Error in plotting points in DOE

Here is the error that shows up:
If you continue running, the application may become unstable. Consider saving your work now.
Error: can’t set attribute
File “…/defaultnodes/surrogate_modeling_analysis/design_of_experiments.py”, line 833, in build_doe
self.update_plot()
File “…/defaultnodes/surrogate_modeling_analysis/design_of_experiments.py”, line 1053, in update_plot
self.plot.clearAxesData()
File “…/tools/matplotlib_helper.py”, line 88, in func_wrapper
return func(*args, **kwargs)
File “…/tools/matplotlib_helper.py”, line 1399, in clearAxesData
self._clearAxesData()
File “…/tools/matplotlib_helper.py”, line 2017, in _clearAxesData
self.axes.clearData()
File “…/tools/matplotlib_helper.py”, line 575, in clearData
self._clearMPLData(True)
File “…/tools/matplotlib_helper.py”, line 704, in _clearMPLData
self.ax.lines = []

How should I fix this issue?

can you share the *.nc file?

Here is the .nc file link: https://file.io/JZBIL0ldiFOB

Any update? Is there a way to fix this issue?

nodeworks version: 20.2.0
Python version: 3.7.10 (default, Feb 26 2021, 18:47:35)
[GCC 7.3.0]
Qt wrapper: PyQt5
Qt version: 5.9.6
qtpy version: 2.0.1
Numpy version: 1.21.5

I fixed it (and a couple other issues with changes in library calls). Building a point release now.

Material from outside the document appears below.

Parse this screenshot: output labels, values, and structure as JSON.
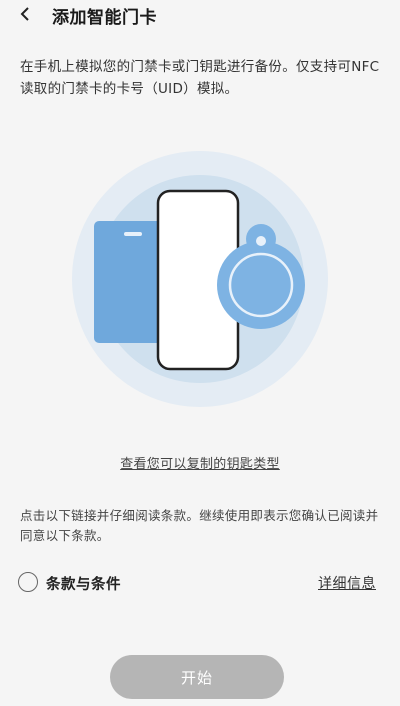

I really appreciate your update. Is a notification sent once the point release is available in the public domain?

I just pushed a conda package release candidate, version 22.1.0. I am still testing it, need to iron out a couple issues with the pipeline, but you can install it via:

conda  install nodeworks=22.1.0 -c https://mfix.netl.doe.gov/s3/<key>/conda/dist -c conda-forge

Hello onlyjus,
I installed the point release and everything is working well now. I really appreciate your help. Are the issues in the pipeline related to surrogate modelling?

Thank you.

Abhijeet C.

No, building the other packaging options and deploying updated documentation.

Although, the Gaussian Process method in the Response Surface Node is acting a little strange. Seems like Scikit-learn changed something. I am still playing around with that.